Bradley: Another Hall of Fame fighter going down the drain

By Boxing News - 10/09/2013 - Comments

bradley5567By Dan Ambrose: WBO welterweight champion Tim Bradley (30-0, 12 KO’s) is ready to take another Hall of Fame scalp this Saturday night when he defends his title against the well accomplished Juan Manuel Marquez (55-6-1, 40 KO’s) on HBO from Las Vegas, Nevada. Bradley already took the popular fighter Manny Pacquiao’s scalp last year, and now he’s looking to take the almost equally popular Marquez’s on Saturday.

Bradley sees a victory over Marquez putting him in the history books because no one fighter has beaten both Marquez and Pacquiao before, and he would be the first to take them both down. The only name that would be missing from his list after that would be Floyd Mayweather Jr., if he could get a fight with him.

Bradley said to the Boxing Channel “It’s going to be one tough night for him [Marquez]. History is going to be made. It’s going to be another Hall of Fame fighter going down the drain.”

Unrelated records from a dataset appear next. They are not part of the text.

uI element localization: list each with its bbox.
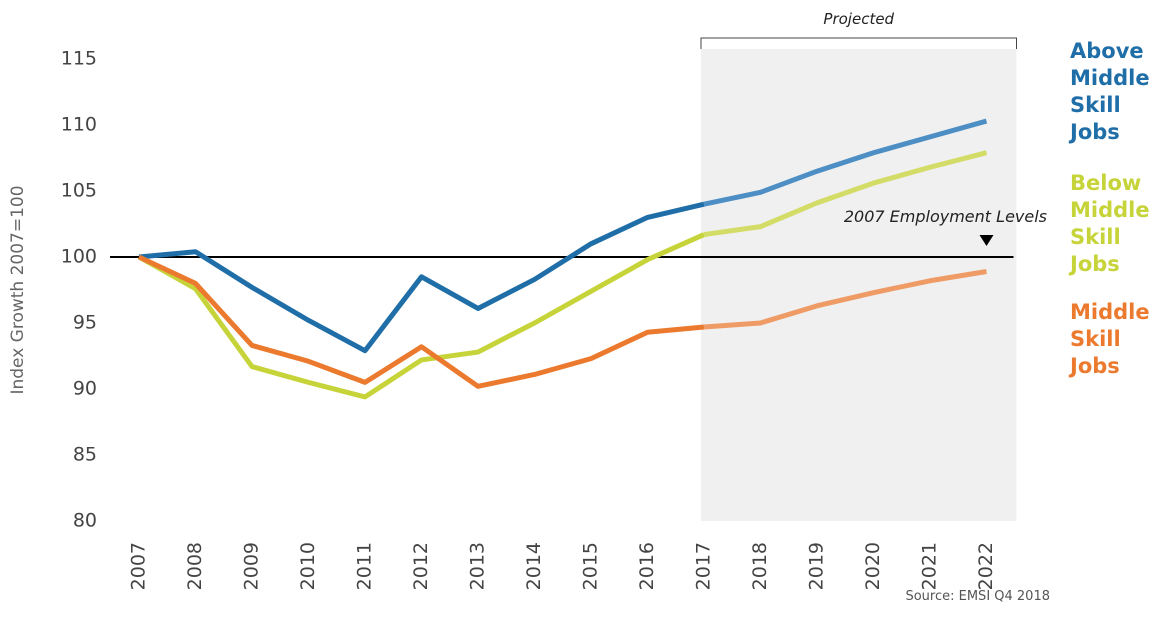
x-tick-label: 2014 [523,542,545,590]
x-tick-label: 2009 [241,542,263,590]
legend-entry: Middle Skill Jobs [1070,300,1150,378]
y-tick-label: 85 [73,444,97,466]
x-tick-label: 2016 [636,542,658,590]
x-tick-label: 2007 [128,542,150,590]
x-tick-label: 2015 [580,542,602,590]
series-line-projected [703,118,988,207]
y-tick-label: 90 [73,378,97,400]
x-tick-label: 2008 [184,542,206,590]
x-tick-label: 2013 [467,542,489,590]
projected-label: Projected [823,10,894,28]
x-tick-label: 2012 [410,542,432,590]
reference-label: 2007 Employment Levels [844,207,1047,226]
x-tick-label: 2022 [975,542,997,590]
x-tick-label: 2011 [354,542,376,590]
projected-bracket [700,37,1017,49]
y-tick-label: 115 [61,48,97,70]
series-line-projected [703,150,988,238]
y-tick-label: 105 [61,180,97,202]
legend-entry: Above Middle Skill Jobs [1070,39,1150,144]
y-tick-label: 100 [61,246,97,268]
y-tick-label: 80 [73,510,97,532]
legend-entry: Below Middle Skill Jobs [1070,171,1150,276]
x-tick-label: 2018 [749,542,771,590]
y-axis-label: Index Growth 2007=100 [8,185,28,394]
series-line-projected [703,269,987,330]
x-tick-label: 2021 [919,542,941,590]
y-tick-label: 95 [73,312,97,334]
series-line [137,254,705,389]
x-tick-label: 2020 [862,542,884,590]
x-tick-label: 2010 [297,542,319,590]
reference-arrow [979,235,994,246]
series-line [138,201,705,354]
series-line [137,232,706,400]
x-tick-label: 2017 [693,542,715,590]
projected-band [701,49,1017,521]
x-tick-label: 2019 [806,542,828,590]
y-tick-label: 110 [61,114,97,136]
source: Source: EMSI Q4 2018 [905,589,1050,604]
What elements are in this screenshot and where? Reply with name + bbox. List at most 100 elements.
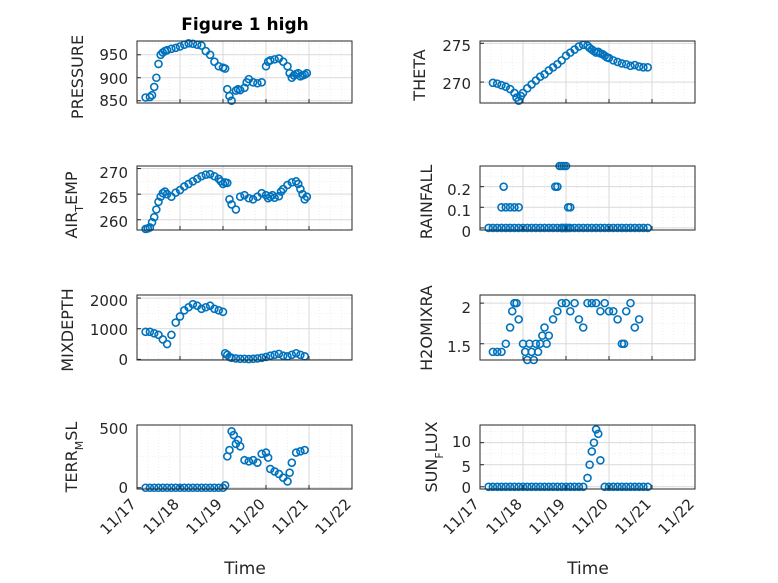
terr-msl-point <box>300 445 310 455</box>
terr-msl-point <box>296 447 305 456</box>
theta-point <box>492 79 502 88</box>
terr-msl-ytick-label: 500 <box>99 420 128 438</box>
h2omixra-point <box>574 315 584 324</box>
terr-msl-point <box>285 468 294 477</box>
pressure-ytick-label: 850 <box>99 92 128 110</box>
mixdepth-point <box>244 354 254 364</box>
rainfall-point <box>510 223 519 233</box>
theta-ytick-label: 275 <box>442 37 471 55</box>
mixdepth-point <box>296 350 305 360</box>
pressure-point <box>205 50 215 60</box>
terr-msl-axes <box>136 424 353 493</box>
h2omixra-point <box>619 339 629 349</box>
h2omixra-point <box>501 339 511 349</box>
rainfall-point <box>514 223 524 233</box>
h2omixra-point <box>542 339 551 349</box>
right-xtick-label: 11/18 <box>483 495 526 538</box>
pressure-point <box>167 44 176 54</box>
pressure-ytick-label: 900 <box>99 70 128 88</box>
h2omixra-point <box>544 331 554 340</box>
left-xtick-label: 11/19 <box>183 495 226 538</box>
mixdepth-point <box>141 327 150 337</box>
terr-msl-ylabel: TERRMSL <box>62 422 86 494</box>
terr-msl-point <box>244 457 254 466</box>
h2omixra-point <box>561 298 571 308</box>
sun-flux-point <box>565 482 575 492</box>
terr-msl-point <box>201 483 211 493</box>
sun-flux-point <box>527 482 536 492</box>
sun-flux-point <box>531 482 541 492</box>
mixdepth-point <box>265 351 275 361</box>
sun-flux-point <box>613 482 622 492</box>
theta-point <box>518 88 528 98</box>
mixdepth-ytick-label: 2000 <box>90 292 128 310</box>
air-temp-point <box>149 212 159 222</box>
terr-msl-ylabel-tail: SL <box>62 422 81 441</box>
theta-point <box>488 78 498 88</box>
air-temp-point <box>162 189 172 199</box>
h2omixra-point <box>613 315 622 324</box>
sun-flux-point <box>518 482 528 492</box>
sun-flux-point <box>600 482 610 492</box>
h2omixra-point <box>600 298 610 308</box>
right-xtick-label: 11/21 <box>612 495 655 538</box>
theta-point <box>626 61 635 71</box>
h2omixra-point <box>505 323 515 332</box>
rainfall-point <box>518 223 528 233</box>
sun-flux-ytick-labels: 0 5 10 <box>452 433 471 497</box>
sun-flux-point <box>484 482 493 492</box>
terr-msl-point <box>263 453 273 462</box>
pressure-point <box>265 55 275 65</box>
mixdepth-point <box>145 327 155 337</box>
terr-msl-point <box>171 483 180 493</box>
pressure-ylabel: PRESSURE <box>68 35 87 119</box>
terr-msl-point <box>197 483 206 493</box>
terr-msl-point <box>235 442 245 451</box>
h2omixra-point <box>557 298 567 308</box>
terr-msl-point <box>141 483 150 493</box>
theta-axes-box <box>479 40 696 104</box>
pressure-point <box>145 92 155 102</box>
rainfall-ytick-label: 0.2 <box>447 181 471 199</box>
air-temp-point <box>248 194 258 204</box>
air-temp-ytick-label: 260 <box>99 213 128 231</box>
theta-point <box>643 63 653 72</box>
pressure-point <box>270 55 279 64</box>
mixdepth-ytick-label: 0 <box>118 351 128 369</box>
mixdepth-point <box>171 318 180 327</box>
air-temp-ytick-label: 265 <box>99 189 128 207</box>
air-temp-point <box>192 174 202 184</box>
left-xtick-label: 11/22 <box>312 495 355 538</box>
mixdepth-point <box>257 353 267 363</box>
pressure-point <box>171 43 180 53</box>
terr-msl-ytick-label: 0 <box>118 479 128 497</box>
h2omixra-point <box>565 306 575 316</box>
theta-ytick-label: 270 <box>442 75 471 93</box>
rainfall-point <box>527 223 536 233</box>
sun-flux-plot-area <box>480 425 695 489</box>
right-xtick-label: 11/22 <box>655 495 698 538</box>
rainfall-plot-area <box>480 166 695 230</box>
h2omixra-ytick-label: 1.5 <box>447 338 471 356</box>
right-xlabel: Time <box>566 559 609 579</box>
mixdepth-point <box>158 335 168 344</box>
mixdepth-point <box>235 354 245 364</box>
right-xtick-label: 11/20 <box>569 495 612 538</box>
sun-flux-ylabel-main: SUN <box>422 459 441 493</box>
terr-msl-markers <box>141 426 310 493</box>
theta-point <box>608 56 618 65</box>
rainfall-ytick-label: 0.1 <box>447 202 471 220</box>
subplots-group <box>136 38 696 493</box>
rainfall-point <box>634 223 644 233</box>
theta-point <box>535 72 545 81</box>
sun-flux-point <box>639 482 648 492</box>
air-temp-markers <box>141 169 312 234</box>
sun-flux-point <box>578 482 588 492</box>
rainfall-point <box>548 223 558 233</box>
pressure-point <box>302 68 312 78</box>
terr-msl-ylabel-sub: M <box>73 441 86 451</box>
sun-flux-point <box>557 482 567 492</box>
sun-flux-point <box>505 482 515 492</box>
sun-flux-point <box>634 482 644 492</box>
air-temp-point <box>298 189 307 199</box>
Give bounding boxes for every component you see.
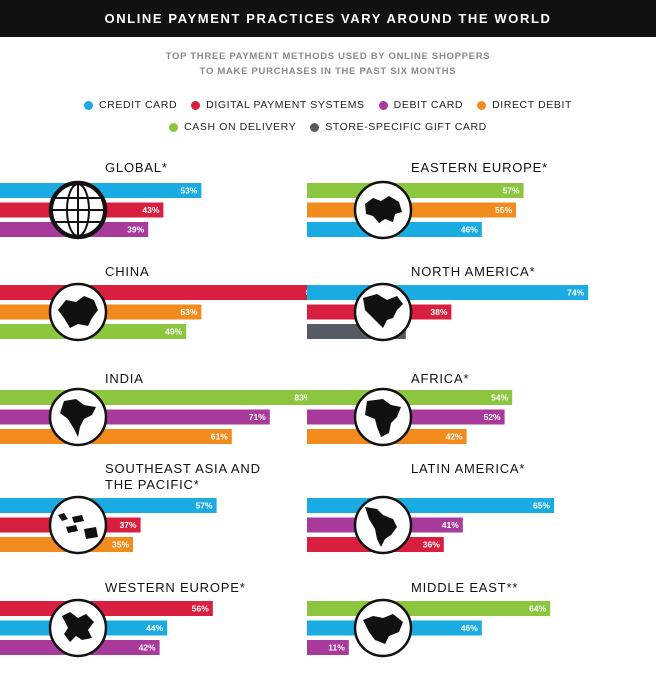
panel-title-line: LATIN AMERICA* — [411, 461, 525, 477]
bar-value-label: 36% — [423, 540, 440, 550]
bar-cash-on-delivery — [0, 390, 315, 405]
panel-title-line: AFRICA* — [411, 371, 469, 387]
panel-title-line: EASTERN EUROPE* — [411, 160, 548, 176]
latin-america-map-icon — [355, 497, 411, 553]
bar-digital-payment-systems — [0, 601, 213, 616]
panel-western-europe: 56% 44% 42% — [0, 600, 213, 656]
panel-title-line: MIDDLE EAST** — [411, 580, 518, 596]
bar-credit-card — [0, 498, 217, 513]
panel-title: EASTERN EUROPE* — [411, 160, 548, 176]
bar-value-label: 43% — [142, 205, 159, 215]
panel-china: 86%53%49% — [0, 284, 327, 340]
panel-latin-america: 65% 41%36% — [307, 497, 554, 553]
north-america-map-icon — [355, 284, 411, 340]
panel-title-line: NORTH AMERICA* — [411, 264, 535, 280]
panel-title-line: WESTERN EUROPE* — [105, 580, 246, 596]
bar-value-label: 55% — [495, 205, 512, 215]
bar-value-label: 71% — [249, 412, 266, 422]
bar-value-label: 49% — [165, 327, 182, 337]
bar-value-label: 44% — [146, 623, 163, 633]
eastern-europe-map-icon — [355, 182, 411, 238]
panel-title: SOUTHEAST ASIA AND THE PACIFIC* — [105, 461, 261, 493]
china-map-icon — [50, 284, 106, 340]
panel-title-line: SOUTHEAST ASIA AND — [105, 461, 261, 477]
bar-value-label: 42% — [139, 643, 156, 653]
panel-southeast-asia-and-the-pacific: 57% 37% 35% — [0, 497, 217, 553]
bar-value-label: 65% — [533, 501, 550, 511]
bar-value-label: 41% — [442, 520, 459, 530]
panel-title: AFRICA* — [411, 371, 469, 387]
bar-value-label: 39% — [127, 225, 144, 235]
bar-value-label: 42% — [446, 432, 463, 442]
bar-credit-card — [307, 285, 588, 300]
panel-eastern-europe: 57% 55% 46% — [307, 182, 524, 238]
bar-value-label: 57% — [503, 186, 520, 196]
bar-value-label: 64% — [529, 604, 546, 614]
bar-digital-payment-systems — [0, 285, 327, 300]
bar-value-label: 54% — [491, 393, 508, 403]
bar-cash-on-delivery — [307, 390, 512, 405]
middle-east-map-icon — [355, 600, 411, 656]
bar-value-label: 46% — [461, 623, 478, 633]
bar-cash-on-delivery — [307, 183, 524, 198]
panel-title: WESTERN EUROPE* — [105, 580, 246, 596]
panel-title-line: THE PACIFIC* — [105, 477, 261, 493]
panel-middle-east: 64% 46% 11% — [307, 600, 550, 656]
bar-direct-debit — [0, 429, 232, 444]
bar-value-label: 46% — [461, 225, 478, 235]
bar-value-label: 38% — [430, 307, 447, 317]
bar-cash-on-delivery — [307, 601, 550, 616]
africa-map-icon — [355, 389, 411, 445]
bar-value-label: 57% — [196, 501, 213, 511]
panel-title-line: INDIA — [105, 371, 144, 387]
panel-title: GLOBAL* — [105, 160, 168, 176]
panel-title-line: CHINA — [105, 264, 149, 280]
panel-north-america: 74%38%26% — [307, 284, 588, 340]
panel-india: 83% 71% 61% — [0, 389, 315, 445]
western-europe-map-icon — [50, 600, 106, 656]
bar-value-label: 53% — [180, 307, 197, 317]
panel-africa: 54% 52% 42% — [307, 389, 512, 445]
panel-title-line: GLOBAL* — [105, 160, 168, 176]
bar-value-label: 74% — [567, 288, 584, 298]
bar-value-label: 53% — [180, 186, 197, 196]
bar-value-label: 37% — [120, 520, 137, 530]
panel-title: LATIN AMERICA* — [411, 461, 525, 477]
panel-title: CHINA — [105, 264, 149, 280]
bar-value-label: 35% — [112, 540, 129, 550]
bar-value-label: 56% — [192, 604, 209, 614]
panel-global: 53% 43% 39% — [0, 182, 201, 238]
panel-title: INDIA — [105, 371, 144, 387]
bar-value-label: 52% — [484, 412, 501, 422]
india-map-icon — [50, 389, 106, 445]
bar-credit-card — [307, 498, 554, 513]
panel-title: NORTH AMERICA* — [411, 264, 535, 280]
globe-icon — [50, 182, 106, 238]
bar-value-label: 61% — [211, 432, 228, 442]
bar-value-label: 11% — [328, 643, 345, 653]
panel-title: MIDDLE EAST** — [411, 580, 518, 596]
bar-debit-card — [0, 410, 270, 425]
southeast-asia-pacific-map-icon — [50, 497, 106, 553]
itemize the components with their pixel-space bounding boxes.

If this fight were to have taken place 8 years ago, I wouldn’t give Bradley any chance at all against Marquez, but now that he’s 40-years-old, and coming off of a performance last December where he looked slow, I think it’s realistic to assume that Bradley will out-box Marquez to get the victory in this fight.

Marquez can’t throw as many punches as Bradley because of his age and lack of speed, so he’s in a position where he needs to knock him out. If he can’t do that then it’s not going to happen. Bradley is too fast and he’s going to be too quick with his combinations for Marquez to beat him with his one punch at a time pot shots.

Bradley learned his lesson from his last fight against Ruslan Provodnikov that he can’t afford to stand in the pocket and trade with his opponents. That won’t work if he tries that, and he’s not going to.

If Bradley had been fighting Marquez last March instead of Provodnikov, then he would have lost the fight Marquez would have chopped him down with his power shots. But thankfully, Bradly was fighting a limited Provodnikov, and the Russian fighter wasn’t skilled enough and wise enough to take advantage of Bradley’s mistake of going to war with him. But Marquez won’t get that opportunity to fight Bradley in a toe-to-toe battle because Bradley is going to box him.

I see this as the same transformation that Floyd Mayweather Jr. made after he opted to fight Miguel Cotto in a telephone booth type of fight. Mayweather took a lot of punishment, but still got the win. But more importantly, he learned his lesson and made sure that he went back to his boxing in his last two fights against Robert Guerrero and Saul “Canelo” Alvarez, and he’s looked very impressive in both fights. Bradley is going to go back to what he does best and that’s box.

Marquez trained wrong for this fight by trying to focus on improving his speed, but not his power. He’s not going to be any faster, and he won’t have the power to stop Bradley because he neglected that part of his game.